XML Sitemap Questions For Big Site
-
Hey Guys,
I have a few question about XML Sitemaps.
-
For a social site that is going to have presonal accounts created, what is the best way to get them indexed? When it comes to profiles I found out that twitter (https://twitter.com/i/directory/profiles) and facebook (https://www.facebook.com/find-friends?ref=pf) have directory pages, but Google plus has xml index pages (http://www.gstatic.com/s2/sitemaps/profiles-sitemap.xml).
-
If we go the XML route, how would we automatically add new profiles to the sitemap? Or is the only option to keep updating your xml profiles using a third party software (sitemapwriter)?
-
If a user chooses to not have their profile indexed (by default it will be index-able), how do we go about deindexing that profile? Is their an automatic way of doing this?
-
Lastly, has anyone dappled with google sitemap generator (https://code.google.com/p/googlesitemapgenerator/) if so do you recommend it?
Thank you!
-
-
Thanks for the input guys!
I believe Twitter and Facebook don't run sitemaps for their profiles, what they have is a directory for all their profiles (twitter: https://twitter.com/i/directory/profiles Facebook: https://www.facebook.com/find-friends?ref=pf) and use that to get their profiles crawled, however I feel the best approach is through xml sitemaps and Google plus actually does this with their profiles (http://www.gstatic.com/s2/sitemaps/profiles-sitemap.xml) and quite frankly I would rather follow Google then FB or Twitter... I'm just now wondering how the hell they upkeep that monster! Does it create a new sitemap everything one hits 50k? When do they update their sitemap? daily, weekly, or monthly and how?

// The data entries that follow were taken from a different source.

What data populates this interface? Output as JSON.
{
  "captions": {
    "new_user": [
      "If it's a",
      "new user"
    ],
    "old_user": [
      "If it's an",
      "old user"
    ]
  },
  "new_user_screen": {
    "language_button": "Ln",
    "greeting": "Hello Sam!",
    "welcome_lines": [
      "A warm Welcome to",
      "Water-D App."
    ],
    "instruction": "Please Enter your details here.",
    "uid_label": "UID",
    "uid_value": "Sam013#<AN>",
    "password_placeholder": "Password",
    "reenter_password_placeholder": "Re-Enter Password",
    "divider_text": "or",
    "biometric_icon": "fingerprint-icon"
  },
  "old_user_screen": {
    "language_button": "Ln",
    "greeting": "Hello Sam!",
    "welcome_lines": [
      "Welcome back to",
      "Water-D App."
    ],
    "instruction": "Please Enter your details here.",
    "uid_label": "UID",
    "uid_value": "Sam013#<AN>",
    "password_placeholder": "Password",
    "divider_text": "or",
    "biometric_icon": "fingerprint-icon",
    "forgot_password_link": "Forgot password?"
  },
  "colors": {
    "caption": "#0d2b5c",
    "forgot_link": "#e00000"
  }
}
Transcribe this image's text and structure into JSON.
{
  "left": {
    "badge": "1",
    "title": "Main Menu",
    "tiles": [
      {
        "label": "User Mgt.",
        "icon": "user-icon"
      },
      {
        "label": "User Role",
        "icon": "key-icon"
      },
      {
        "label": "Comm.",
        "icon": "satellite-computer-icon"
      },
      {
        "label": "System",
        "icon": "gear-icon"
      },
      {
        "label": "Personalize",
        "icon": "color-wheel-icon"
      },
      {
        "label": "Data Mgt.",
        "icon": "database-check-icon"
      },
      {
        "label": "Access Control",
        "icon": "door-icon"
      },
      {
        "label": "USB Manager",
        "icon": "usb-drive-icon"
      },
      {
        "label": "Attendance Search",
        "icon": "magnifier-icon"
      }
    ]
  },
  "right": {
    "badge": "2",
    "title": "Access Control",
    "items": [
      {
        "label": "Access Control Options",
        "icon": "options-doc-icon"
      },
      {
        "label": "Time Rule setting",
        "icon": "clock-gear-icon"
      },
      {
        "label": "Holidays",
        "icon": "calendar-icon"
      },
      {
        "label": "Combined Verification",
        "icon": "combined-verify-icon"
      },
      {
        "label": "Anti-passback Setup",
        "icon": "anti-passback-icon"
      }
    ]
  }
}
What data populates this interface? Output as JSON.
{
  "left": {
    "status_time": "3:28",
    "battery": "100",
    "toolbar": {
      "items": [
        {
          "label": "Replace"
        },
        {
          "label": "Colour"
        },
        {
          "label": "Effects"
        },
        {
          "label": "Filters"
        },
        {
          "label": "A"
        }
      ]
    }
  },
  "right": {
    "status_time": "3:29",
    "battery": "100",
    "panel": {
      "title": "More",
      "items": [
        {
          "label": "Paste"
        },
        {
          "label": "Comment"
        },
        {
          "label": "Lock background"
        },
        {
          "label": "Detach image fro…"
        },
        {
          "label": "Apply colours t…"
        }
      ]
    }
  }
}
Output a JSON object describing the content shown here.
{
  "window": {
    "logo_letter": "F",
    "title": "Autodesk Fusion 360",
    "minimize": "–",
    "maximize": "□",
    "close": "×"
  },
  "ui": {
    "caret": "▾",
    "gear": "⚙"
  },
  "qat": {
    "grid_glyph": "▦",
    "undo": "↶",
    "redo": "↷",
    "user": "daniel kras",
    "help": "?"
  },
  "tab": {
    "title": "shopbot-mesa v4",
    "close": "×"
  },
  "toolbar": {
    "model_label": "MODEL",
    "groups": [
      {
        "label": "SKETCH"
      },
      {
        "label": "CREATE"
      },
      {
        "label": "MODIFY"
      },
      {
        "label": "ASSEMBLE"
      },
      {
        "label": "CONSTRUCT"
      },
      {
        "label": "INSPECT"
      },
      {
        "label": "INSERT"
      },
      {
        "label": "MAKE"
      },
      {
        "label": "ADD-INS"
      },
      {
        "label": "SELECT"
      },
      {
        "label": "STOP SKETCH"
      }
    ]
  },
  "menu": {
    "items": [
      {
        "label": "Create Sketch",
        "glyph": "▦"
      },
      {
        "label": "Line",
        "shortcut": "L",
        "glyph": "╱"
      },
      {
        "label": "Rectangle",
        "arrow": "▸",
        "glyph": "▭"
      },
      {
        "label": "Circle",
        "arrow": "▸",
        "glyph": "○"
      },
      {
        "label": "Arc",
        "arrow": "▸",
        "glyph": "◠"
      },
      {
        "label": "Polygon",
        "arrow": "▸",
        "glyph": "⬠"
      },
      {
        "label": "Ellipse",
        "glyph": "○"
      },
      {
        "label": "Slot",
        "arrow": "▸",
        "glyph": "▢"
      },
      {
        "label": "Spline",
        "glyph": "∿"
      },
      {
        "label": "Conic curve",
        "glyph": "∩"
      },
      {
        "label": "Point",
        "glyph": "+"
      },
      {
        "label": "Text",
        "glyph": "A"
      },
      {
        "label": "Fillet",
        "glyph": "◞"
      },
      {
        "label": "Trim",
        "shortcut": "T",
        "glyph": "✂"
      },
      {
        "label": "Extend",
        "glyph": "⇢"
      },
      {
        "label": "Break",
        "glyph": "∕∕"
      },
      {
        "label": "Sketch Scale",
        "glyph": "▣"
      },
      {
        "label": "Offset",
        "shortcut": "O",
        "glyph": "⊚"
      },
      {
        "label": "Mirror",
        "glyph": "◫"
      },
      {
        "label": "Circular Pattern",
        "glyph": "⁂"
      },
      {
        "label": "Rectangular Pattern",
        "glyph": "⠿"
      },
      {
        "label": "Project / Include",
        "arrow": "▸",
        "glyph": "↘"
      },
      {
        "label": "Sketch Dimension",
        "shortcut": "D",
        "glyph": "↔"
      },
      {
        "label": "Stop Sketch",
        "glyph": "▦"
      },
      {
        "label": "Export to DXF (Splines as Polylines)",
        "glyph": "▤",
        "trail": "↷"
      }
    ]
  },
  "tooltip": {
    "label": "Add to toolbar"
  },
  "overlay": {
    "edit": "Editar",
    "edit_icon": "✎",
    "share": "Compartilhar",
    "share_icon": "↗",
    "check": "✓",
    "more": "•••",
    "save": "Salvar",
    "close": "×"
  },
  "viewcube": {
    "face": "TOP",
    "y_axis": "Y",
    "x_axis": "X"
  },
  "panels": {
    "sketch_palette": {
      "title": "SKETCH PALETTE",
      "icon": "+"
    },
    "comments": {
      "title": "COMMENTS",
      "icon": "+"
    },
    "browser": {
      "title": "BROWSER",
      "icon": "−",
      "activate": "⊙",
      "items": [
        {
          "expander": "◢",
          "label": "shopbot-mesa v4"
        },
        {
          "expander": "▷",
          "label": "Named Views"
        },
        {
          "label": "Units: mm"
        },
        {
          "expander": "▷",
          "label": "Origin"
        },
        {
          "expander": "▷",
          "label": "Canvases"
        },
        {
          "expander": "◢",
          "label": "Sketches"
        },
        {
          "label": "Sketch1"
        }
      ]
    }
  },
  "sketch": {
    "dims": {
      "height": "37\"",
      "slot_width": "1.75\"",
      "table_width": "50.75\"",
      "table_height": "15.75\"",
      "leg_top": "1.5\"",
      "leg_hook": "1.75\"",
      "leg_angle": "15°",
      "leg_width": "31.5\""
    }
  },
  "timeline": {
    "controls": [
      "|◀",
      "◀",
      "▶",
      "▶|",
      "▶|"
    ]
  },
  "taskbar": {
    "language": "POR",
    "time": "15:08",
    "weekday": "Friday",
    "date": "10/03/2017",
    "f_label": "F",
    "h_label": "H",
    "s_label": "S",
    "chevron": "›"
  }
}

One other question I have is if their is any penalties to getting a lot of pages crawled at once? Meaning one day we have 10 pages and the next we have 10,000 pages or 50,000 pages...
Thanks again guys!
-
I guess the way I was explaining it was for scalabilty on a large site. You have to think a site like fb or twitter with hundreds of millions of users still has the limitation of only having 50k records in a site map. So if they are running site maps, they have hundreds.
-
I'm not a web developer, so this might may be wrong, but I feel like it might be easier to just add every user to the xml sitemap and then add a noindex robots meta tag ons users pages that don't want to their profiles to be indexed.
-
If it were me and someone were asking me to design a system like that, I would design it in a few parts.
First I would create an application that handled the sitemap minus profiles, just for your tos, sign up pages, terms, and what ever pages like that.
Then I would design a system that handled the actual profiles. It would be pretty complex and resource intensive as the site grew. But the main idea flows like this
Start generation, grab the user record with id 1 in the database, check to see if indexable (move to next if not), see what pages are connected, write to xml file, loop back and start with record #2.
There are a few concessions you have to make, you need to keep up with the number of records in a file before you start another file. You can only have 50k records in one file.
The way I would handle the process in total for a large site would be this, sync the required tables via a weekly or daily cron to another instance (server). Call the php script (because that is what I use) that creates the first sitemap for the normal site wide pages. At the end of that site map, put a location for the user profile sitemap, then at the end of the scrip, execute the user profile site map generating script. At the end of each site map, put the location of the next site map file, because as you grow it might take 2-10000 site map files.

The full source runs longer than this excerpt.